Dyadic International has initiated subject dosing in its Phase I clinical trial of the Covid-19 recombinant protein receptor binding domain (RBD) booster vaccine candidate DYAI-100.

The double blind, randomised, placebo-controlled trial will demonstrate DYAI-100’s clinical safety and antibody response in humans.

Designed as a first-in-human trial, it will evaluate the C1-SARS-CoV-2 recombinant protein RBD vaccine DYAI-100, which is produced using the C1 platform.

Healthy volunteers will receive the vaccine as a booster at two single dose levels.

Site preparations and recruitment of participants for the Phase I trial started in South Africa last year, after receiving regulatory approval from the South African Health Products Regulatory Authority (SAHPRA).

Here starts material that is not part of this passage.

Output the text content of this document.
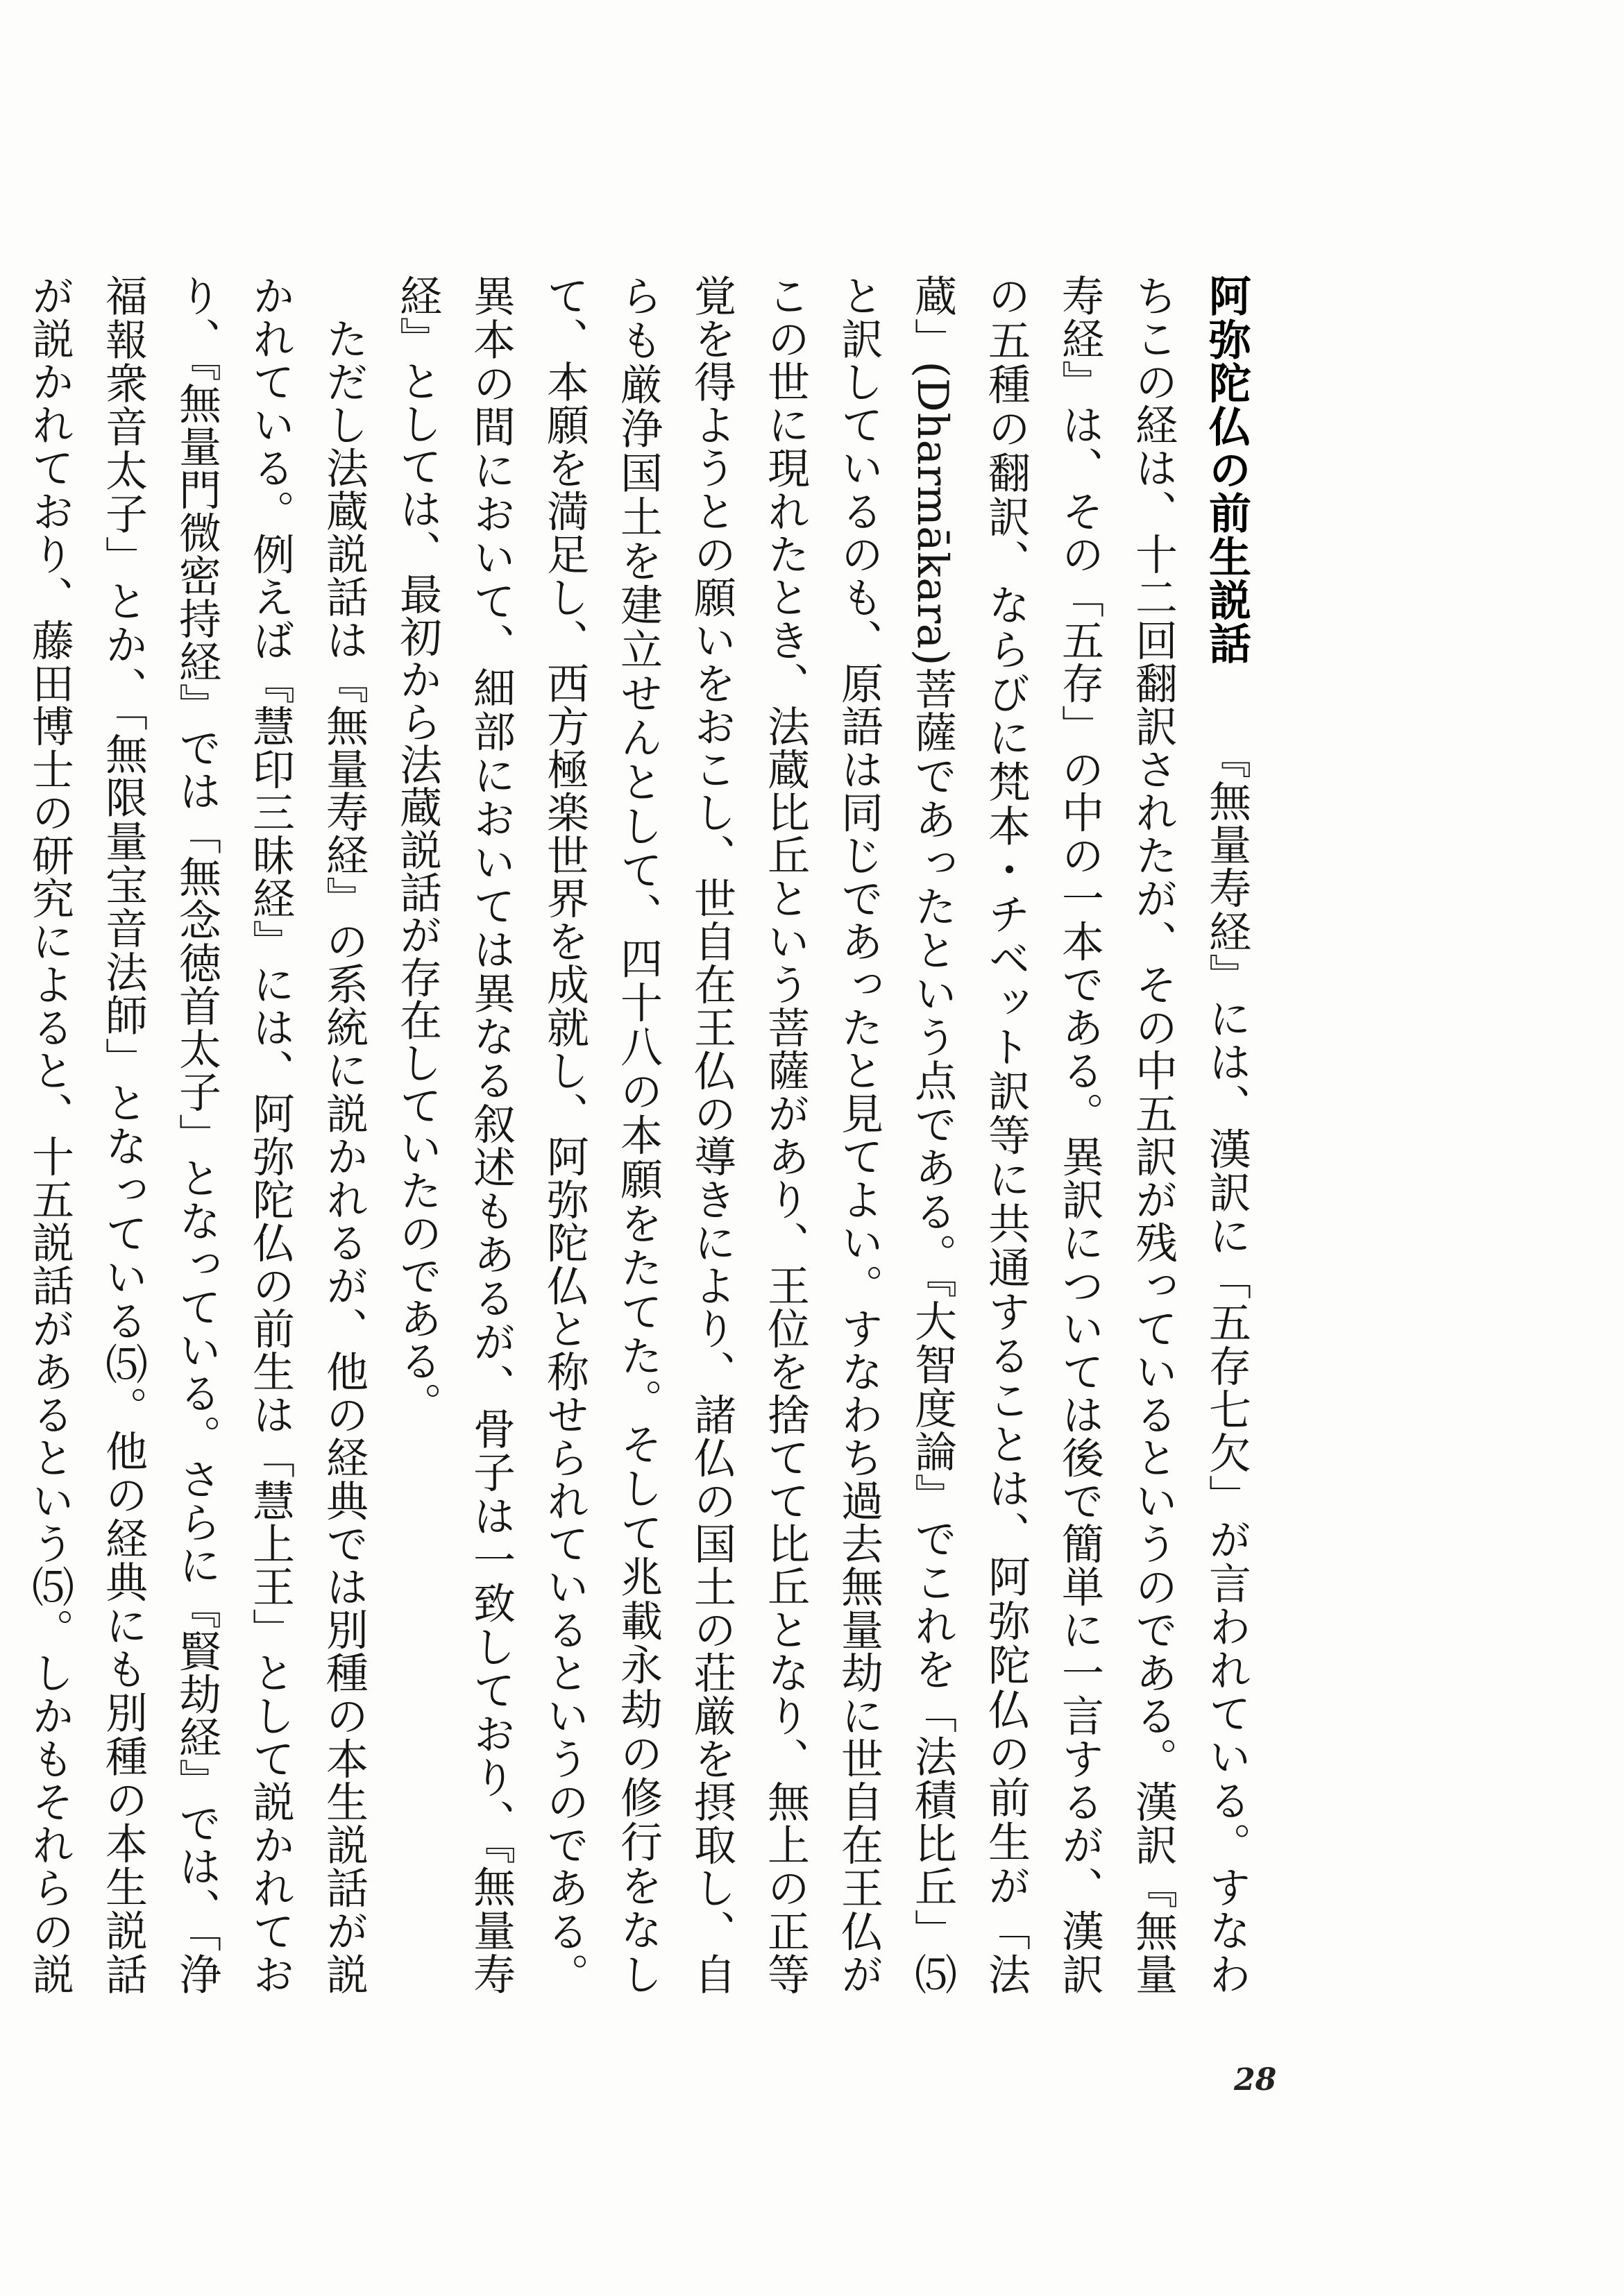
阿弥陀仏の前生説話『無量寿経』には、漢訳に「五存七欠」が言われている。すなわちこの経は、十二回翻訳されたが、その中五訳が残っているというのである。漢訳『無量寿経』は、その「五存」の中の一本である。異訳については後で簡単に一言するが、漢訳の五種の翻訳、ならびに梵本・チベット訳等に共通することは、阿弥陀仏の前生が「法蔵」(Dharmākara)菩薩であったという点である。『大智度論』でこれを「法積比丘」⑸と訳しているのも、原語は同じであったと見てよい。すなわち過去無量劫に世自在王仏がこの世に現れたとき、法蔵比丘という菩薩があり、王位を捨てて比丘となり、無上の正等覚を得ようとの願いをおこし、世自在王仏の導きにより、諸仏の国土の荘厳を摂取し、自らも厳浄国土を建立せんとして、四十八の本願をたてた。そして兆載永劫の修行をなして、本願を満足し、西方極楽世界を成就し、阿弥陀仏と称せられているというのである。異本の間において、細部においては異なる叙述もあるが、骨子は一致しており、『無量寿経』としては、最初から法蔵説話が存在していたのである。

ただし法蔵説話は『無量寿経』の系統に説かれるが、他の経典では別種の本生説話が説かれている。例えば『慧印三昧経』には、阿弥陀仏の前生は「慧上王」として説かれており、『無量門微密持経』では「無念徳首太子」となっている。さらに『賢劫経』では、「浄福報衆音太子」とか、「無限量宝音法師」となっている⑸。他の経典にも別種の本生説話が説かれており、藤田博士の研究によると、十五説話があるという⑸。しかもそれらの説

28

The trial will include healthy subjects aged 18 to 55 years. They will be randomised in 4:1 ratio, with 15 subjects per cohort.

After completion of the screening period, eight scheduled clinic visits are planned, and the first six visits will occur within the initial 29 days. On days 90 and 180, two follow up visits will take place.

Dyadic will collect the safety data throughout the trial.

Subject dosing is anticipated to be complete within the first quarter of this year and a full study report will be made available later this year.

Dyadic International president and CEO Mark Emalfarb said: “Dyadic and our South African partner, Rubic One Health, are very pleased that dosing has begun for the DYAI-100 Covid-19 booster vaccine candidate.

“Importantly, this study is expected to demonstrate clinical safety and antibody response in humans to help further combat the Covid-19 pandemic.

“The results from this first in human clinical trial are expected to accelerate the adoption of the C-1 protein production platform for both vaccine and therapeutic candidates.”